For the purpose of participant privacy, I hid all the node labels other than my own (@googleguacamole) and that of the lead instructor (Valerie Holton).  Later we’ll get into what I could have done to make this a much more meaningful piece of data visualization, but my point right now is this…See how big I am?  Yeah, I talk frequently to a lot of people using the #Curiouscolab hashtag, but my prevalence is also related to the fact that I captured many of the other participants’ unhashtagged Twitter chat contributions and retweeted them with the hashtag.  I got credit for their work.

Collaborative Curiosity does not grade based on number of tweets.  However, the lack of adequate documentation matters because later on in the course, we are hoping that participants will start to engage in (hopefully deep) reflection on how they engage others on social media platforms.  Are you good at networking? Do you seek out new voices? Do you only talk to the instructors? Do you spend time mostly talking to a small cluster of people? These social network analyses, when properly created (and not my mess shown above) can help people see who they engage and how often.  It’s a tool for self reflection that only works if course tweets are hashtagged.

How can I remember to use the course hashtag?

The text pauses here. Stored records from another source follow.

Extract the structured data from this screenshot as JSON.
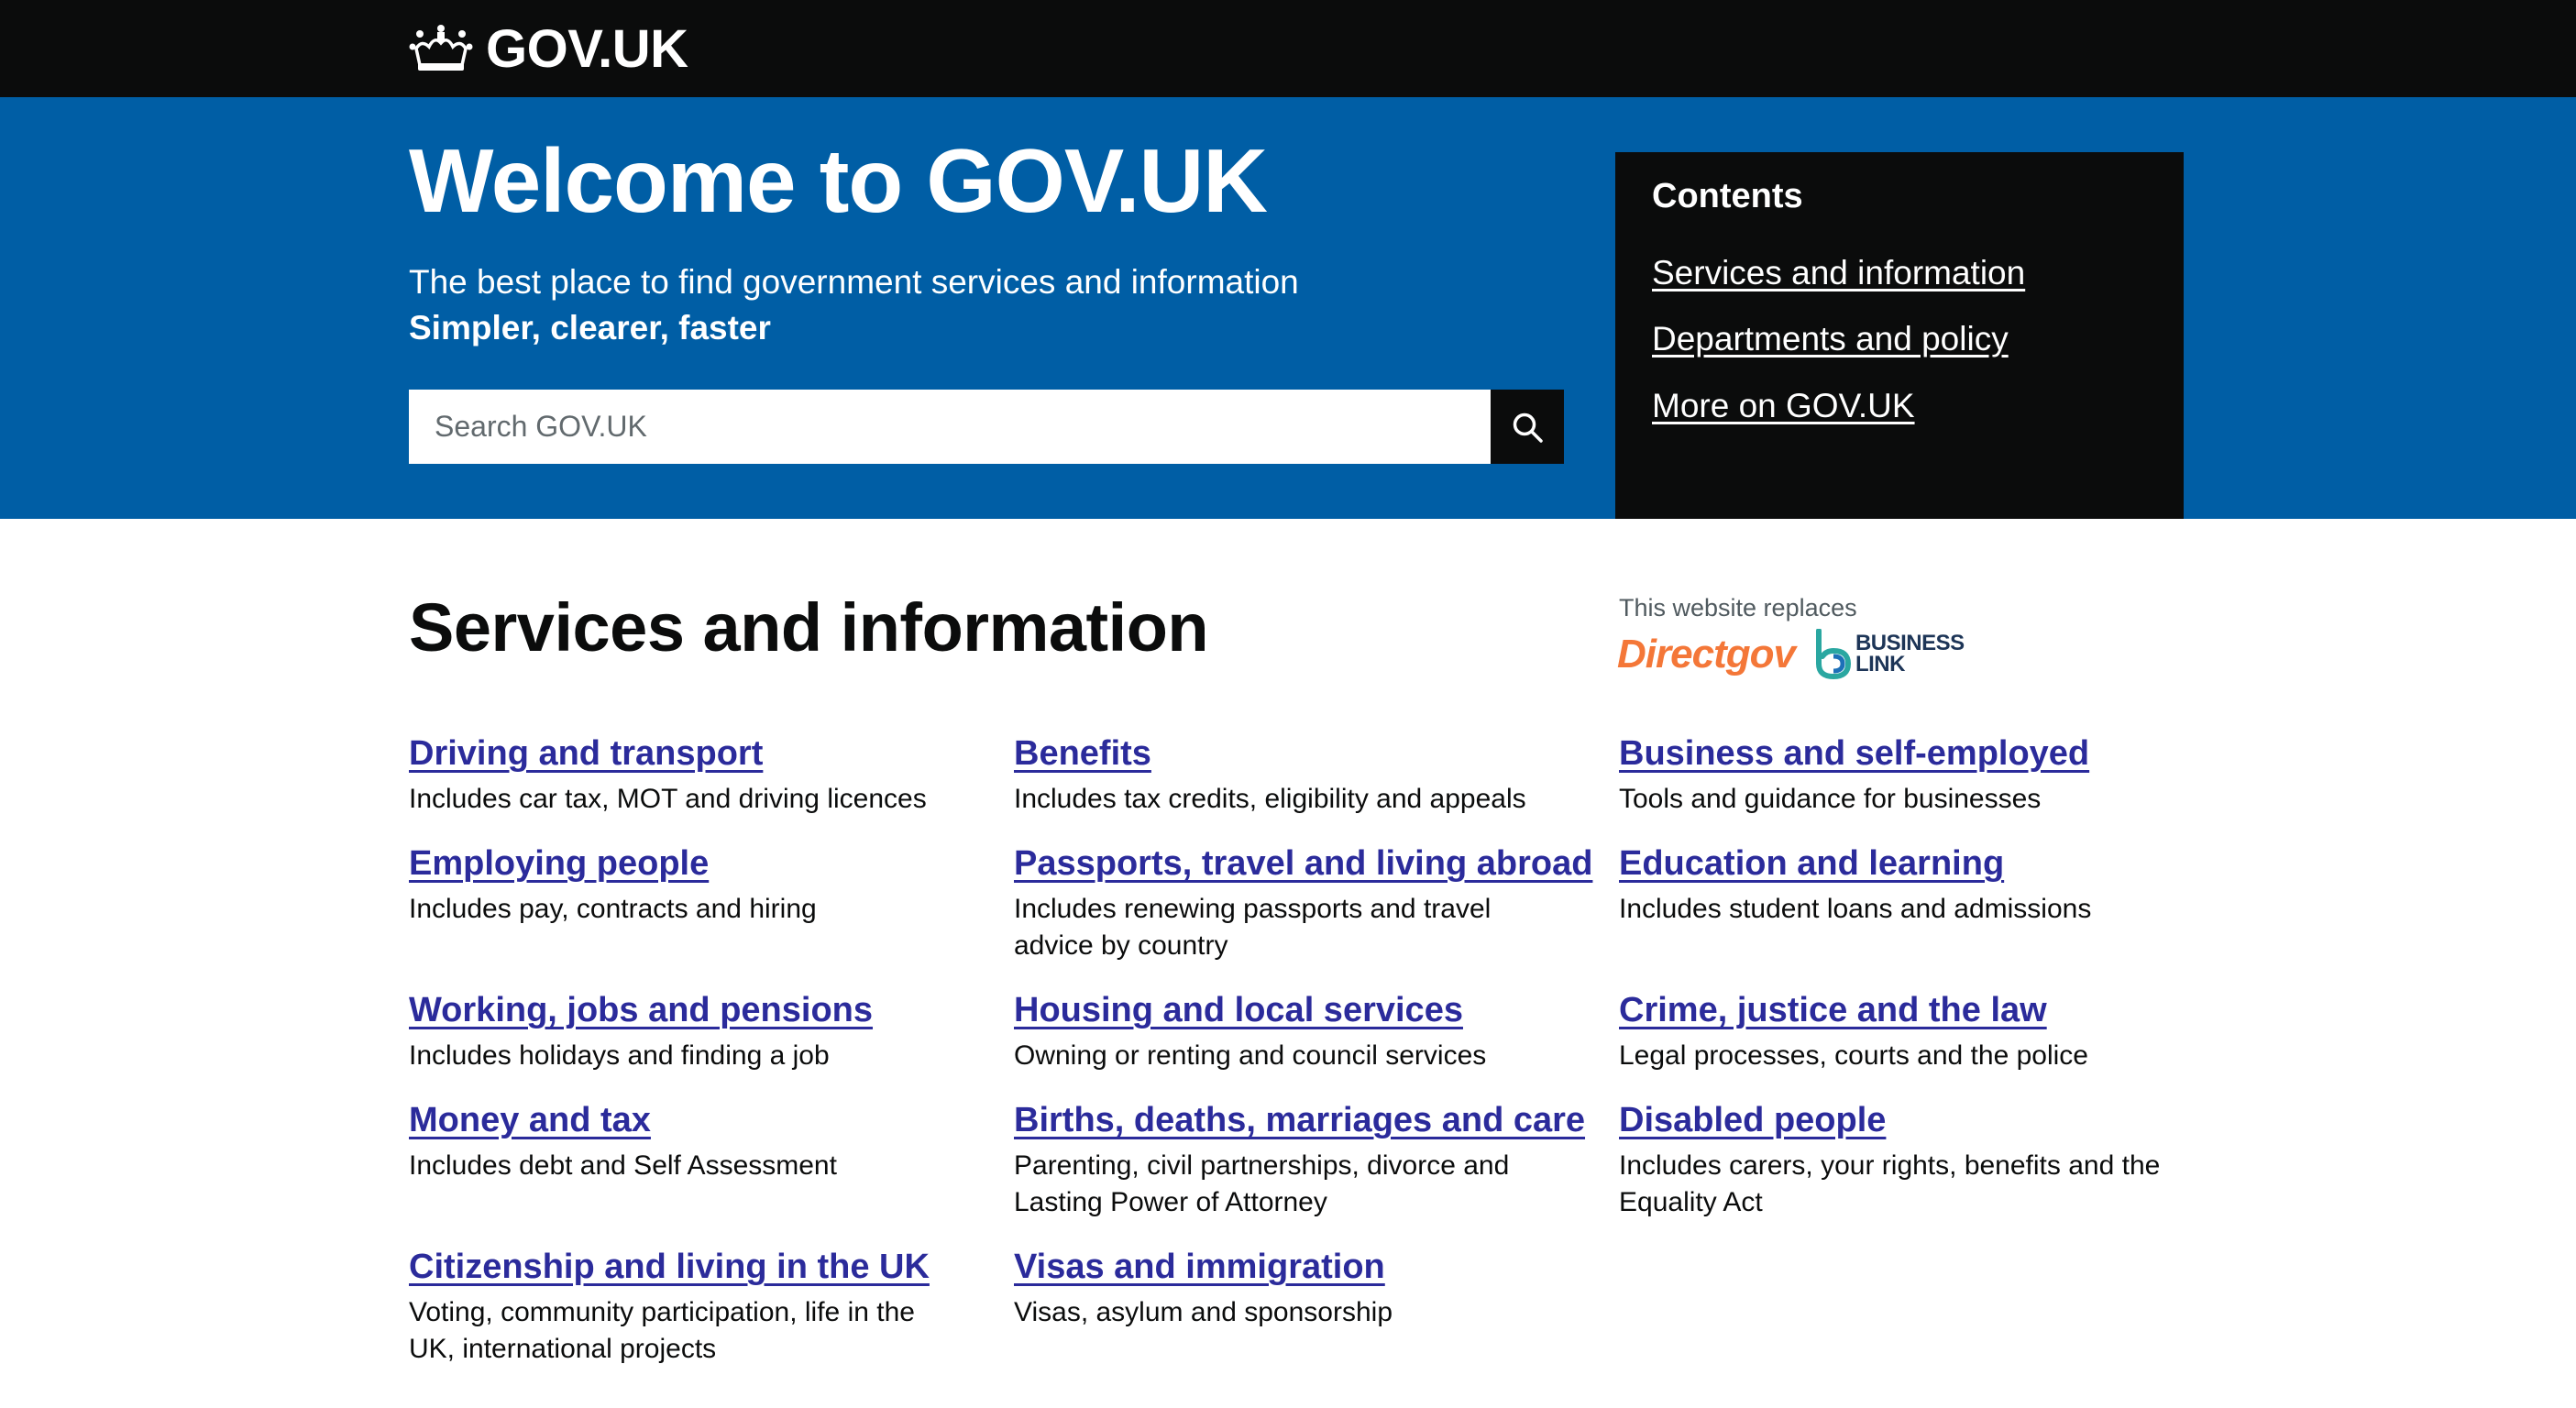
{
  "header": {
    "logo_text": "GOV.UK",
    "logo_icon": "crown-icon"
  },
  "hero": {
    "title": "Welcome to GOV.UK",
    "subtitle": "The best place to find government services and information",
    "tagline": "Simpler, clearer, faster",
    "search": {
      "placeholder": "Search GOV.UK",
      "value": "",
      "button_icon": "search-icon"
    }
  },
  "contents": {
    "title": "Contents",
    "links": [
      {
        "label": "Services and information"
      },
      {
        "label": "Departments and policy"
      },
      {
        "label": "More on GOV.UK"
      }
    ]
  },
  "main": {
    "section_title": "Services and information",
    "replaces_label": "This website replaces",
    "replaced_sites": {
      "directgov": "Directgov",
      "business_link_line1": "BUSINESS",
      "business_link_line2": "LINK"
    },
    "items": [
      {
        "title": "Driving and transport",
        "desc": "Includes car tax, MOT and driving licences"
      },
      {
        "title": "Benefits",
        "desc": "Includes tax credits, eligibility and appeals"
      },
      {
        "title": "Business and self-employed",
        "desc": "Tools and guidance for businesses"
      },
      {
        "title": "Employing people",
        "desc": "Includes pay, contracts and hiring"
      },
      {
        "title": "Passports, travel and living abroad",
        "desc": "Includes renewing passports and travel advice by country"
      },
      {
        "title": "Education and learning",
        "desc": "Includes student loans and admissions"
      },
      {
        "title": "Working, jobs and pensions",
        "desc": "Includes holidays and finding a job"
      },
      {
        "title": "Housing and local services",
        "desc": "Owning or renting and council services"
      },
      {
        "title": "Crime, justice and the law",
        "desc": "Legal processes, courts and the police"
      },
      {
        "title": "Money and tax",
        "desc": "Includes debt and Self Assessment"
      },
      {
        "title": "Births, deaths, marriages and care",
        "desc": "Parenting, civil partnerships, divorce and Lasting Power of Attorney"
      },
      {
        "title": "Disabled people",
        "desc": "Includes carers, your rights, benefits and the Equality Act"
      },
      {
        "title": "Citizenship and living in the UK",
        "desc": "Voting, community participation, life in the UK, international projects"
      },
      {
        "title": "Visas and immigration",
        "desc": "Visas, asylum and sponsorship"
      }
    ]
  },
  "colors": {
    "header_bg": "#0b0c0c",
    "hero_bg": "#005ea5",
    "link": "#2b2b9b",
    "directgov": "#f47738"
  }
}
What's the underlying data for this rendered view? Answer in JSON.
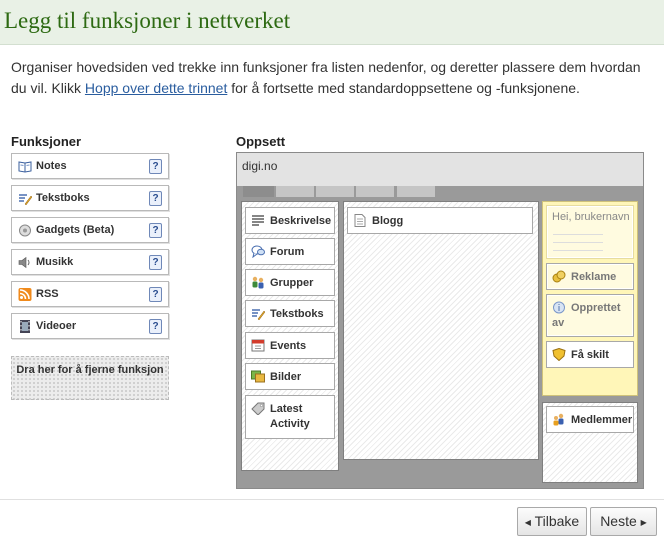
{
  "header": {
    "title": "Legg til funksjoner i nettverket"
  },
  "intro": {
    "part1": "Organiser hovedsiden ved trekke inn funksjoner fra listen nedenfor, og deretter plassere dem hvordan du vil. Klikk ",
    "link": "Hopp over dette trinnet",
    "part2": " for å fortsette med standardoppsettene og -funksjonene."
  },
  "features": {
    "title": "Funksjoner",
    "items": [
      {
        "label": "Notes",
        "icon": "book-icon"
      },
      {
        "label": "Tekstboks",
        "icon": "text-pencil-icon"
      },
      {
        "label": "Gadgets (Beta)",
        "icon": "gadget-icon"
      },
      {
        "label": "Musikk",
        "icon": "speaker-icon"
      },
      {
        "label": "RSS",
        "icon": "rss-icon"
      },
      {
        "label": "Videoer",
        "icon": "film-icon"
      }
    ],
    "help_glyph": "?",
    "dropzone": "Dra her for å fjerne funksjon"
  },
  "layout": {
    "title": "Oppsett",
    "site_name": "digi.no",
    "left_column": [
      {
        "label": "Beskrivelse",
        "icon": "lines-icon"
      },
      {
        "label": "Forum",
        "icon": "speech-icon"
      },
      {
        "label": "Grupper",
        "icon": "group-icon"
      },
      {
        "label": "Tekstboks",
        "icon": "text-pencil-icon"
      },
      {
        "label": "Events",
        "icon": "calendar-icon"
      },
      {
        "label": "Bilder",
        "icon": "photos-icon"
      },
      {
        "label": "Latest Activity",
        "icon": "tag-icon"
      }
    ],
    "center_column": [
      {
        "label": "Blogg",
        "icon": "page-icon"
      }
    ],
    "right_column": {
      "greeting": "Hei, brukernavn",
      "items": [
        {
          "label": "Reklame",
          "icon": "ad-icon"
        },
        {
          "label": "Opprettet av",
          "icon": "info-icon"
        },
        {
          "label": "Få skilt",
          "icon": "badge-icon"
        }
      ],
      "lower_item": {
        "label": "Medlemmer",
        "icon": "members-icon"
      }
    }
  },
  "nav": {
    "back": "Tilbake",
    "next": "Neste"
  },
  "colors": {
    "header_green": "#2d6a12",
    "link_blue": "#2a5d9f",
    "yellow_panel": "#fff6b8"
  }
}
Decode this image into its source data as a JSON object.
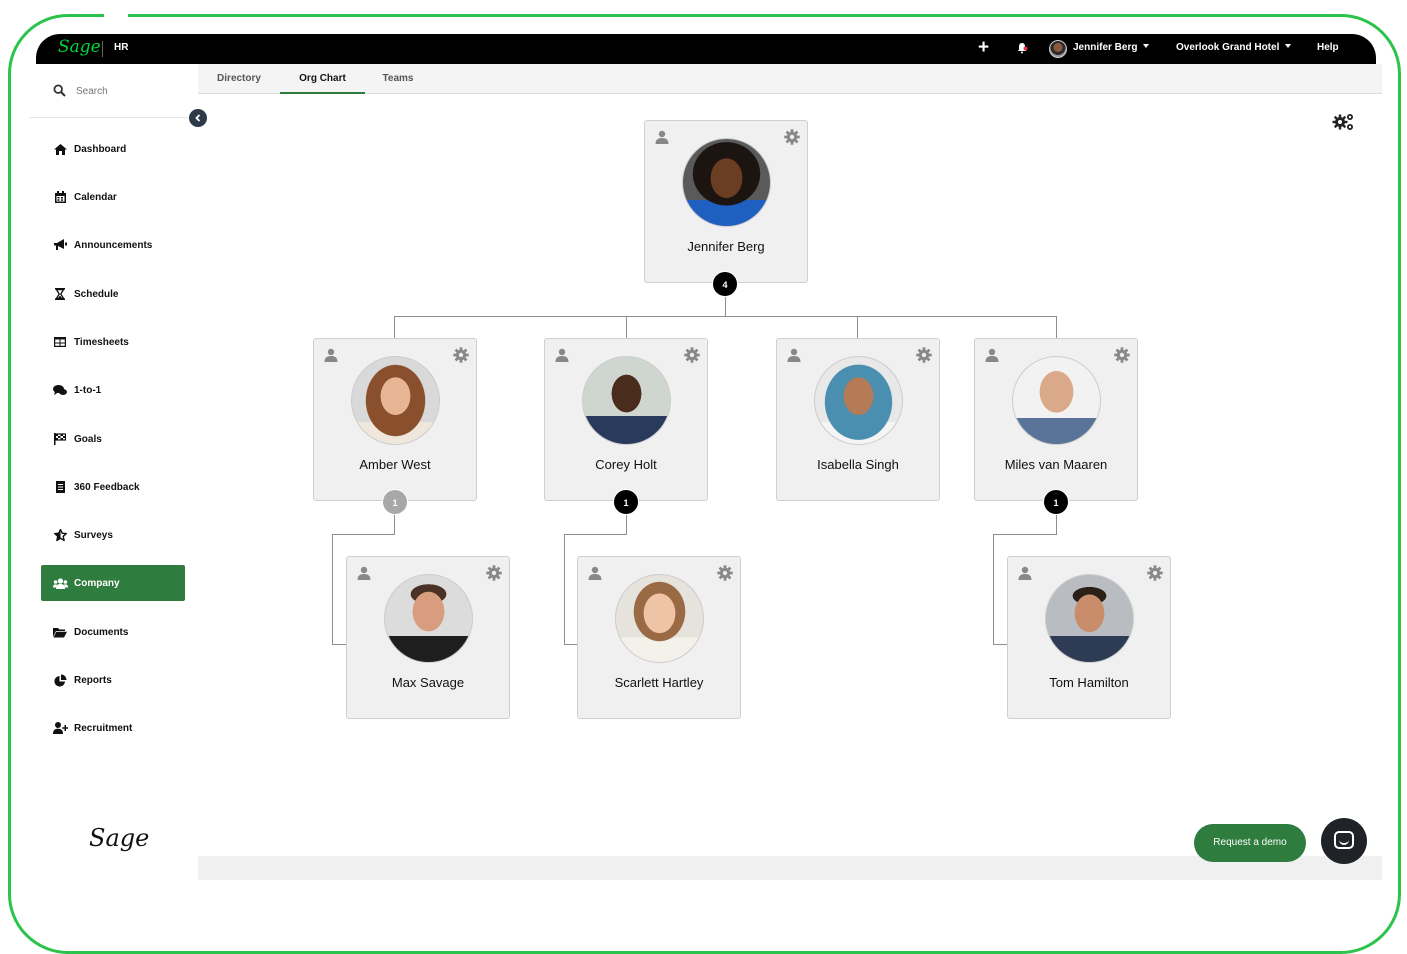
{
  "app": {
    "brand": "Sage",
    "module": "HR"
  },
  "topbar": {
    "add_label": "+",
    "user_name": "Jennifer Berg",
    "company": "Overlook Grand Hotel",
    "help": "Help"
  },
  "sidebar": {
    "search_placeholder": "Search",
    "items": [
      {
        "label": "Dashboard",
        "icon": "home-icon"
      },
      {
        "label": "Calendar",
        "icon": "calendar-icon"
      },
      {
        "label": "Announcements",
        "icon": "megaphone-icon"
      },
      {
        "label": "Schedule",
        "icon": "hourglass-icon"
      },
      {
        "label": "Timesheets",
        "icon": "table-icon"
      },
      {
        "label": "1-to-1",
        "icon": "chat-icon"
      },
      {
        "label": "Goals",
        "icon": "flag-icon"
      },
      {
        "label": "360 Feedback",
        "icon": "document-icon"
      },
      {
        "label": "Surveys",
        "icon": "star-icon"
      },
      {
        "label": "Company",
        "icon": "users-icon",
        "active": true
      },
      {
        "label": "Documents",
        "icon": "folder-icon"
      },
      {
        "label": "Reports",
        "icon": "pie-chart-icon"
      },
      {
        "label": "Recruitment",
        "icon": "user-plus-icon"
      }
    ],
    "footer_logo": "Sage"
  },
  "tabs": [
    {
      "label": "Directory"
    },
    {
      "label": "Org Chart",
      "active": true
    },
    {
      "label": "Teams"
    }
  ],
  "org_chart": {
    "root": {
      "name": "Jennifer Berg",
      "reports": "4"
    },
    "level1": [
      {
        "name": "Amber West",
        "reports": "1"
      },
      {
        "name": "Corey Holt",
        "reports": "1"
      },
      {
        "name": "Isabella Singh"
      },
      {
        "name": "Miles van Maaren",
        "reports": "1"
      }
    ],
    "level2": [
      {
        "name": "Max Savage"
      },
      {
        "name": "Scarlett Hartley"
      },
      {
        "name": "Tom Hamilton"
      }
    ]
  },
  "actions": {
    "request_demo": "Request a demo"
  },
  "colors": {
    "accent": "#2f7d3e",
    "brand_green": "#00d639",
    "frame": "#2bc34a"
  }
}
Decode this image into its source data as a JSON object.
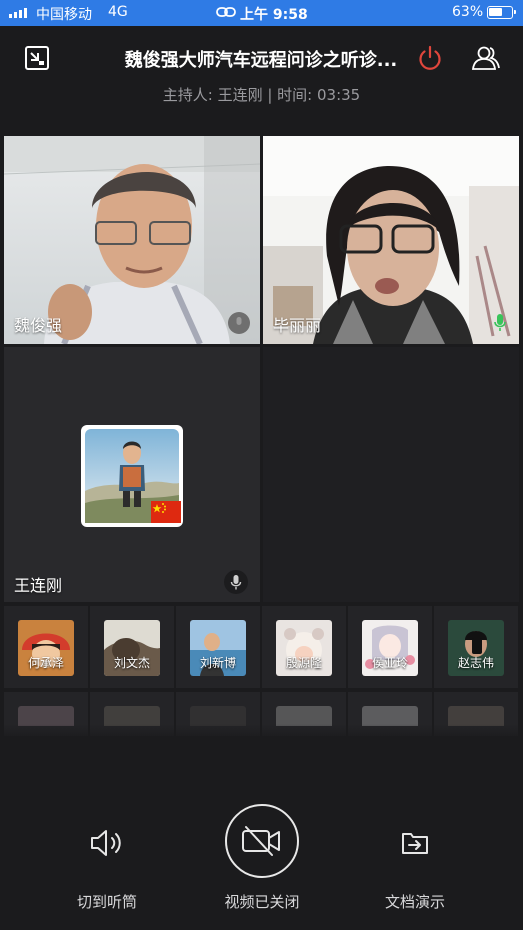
{
  "status_bar": {
    "carrier": "中国移动",
    "network": "4G",
    "time": "上午 9:58",
    "battery": "63%",
    "battery_level": 0.63
  },
  "header": {
    "title": "魏俊强大师汽车远程问诊之听诊...",
    "subtitle": "主持人: 王连刚 | 时间: 03:35"
  },
  "colors": {
    "status_bar": "#2f7be5",
    "background": "#1b1b1d",
    "hangup_red": "#e0463c",
    "mic_green": "#39c45a"
  },
  "video_tiles": [
    {
      "name": "魏俊强",
      "mic": "mic-muted-icon"
    },
    {
      "name": "毕丽丽",
      "mic": "mic-active-icon"
    },
    {
      "name": "王连刚",
      "mic": "mic-icon",
      "avatar_flag": "china-flag-icon"
    }
  ],
  "participants": [
    {
      "name": "何承泽"
    },
    {
      "name": "刘文杰"
    },
    {
      "name": "刘新博"
    },
    {
      "name": "殷源隆"
    },
    {
      "name": "侯亚玲"
    },
    {
      "name": "赵志伟"
    }
  ],
  "controls": {
    "earpiece": "切到听筒",
    "video": "视频已关闭",
    "document": "文档演示"
  },
  "icons": {
    "minimize": "minimize-icon",
    "hangup": "power-icon",
    "participants": "participants-icon",
    "speaker": "speaker-icon",
    "video_off": "video-off-icon",
    "share_doc": "share-document-icon"
  }
}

“Practice” is the most accurate but least useful piece of advice I can give you.  So here are some strategies for remembering to use the course hashtag:

  • Type it (or copy/paste) at the beginning of a tweet?  That way you know you have enough characters and you don’t forget it in a fit of passionate microblogging.  It’s perfectly fine to leave it at the front of the tweet (because in a sense you are addressing the #curiouscolab community as if it were a collective mention).
  • A sticky note to the computer screen?
  • A ribbon tied around your wrist?
  • Do whatever works for you.  The point is…course hashtags are important because they enable community, documentation, and self reflection.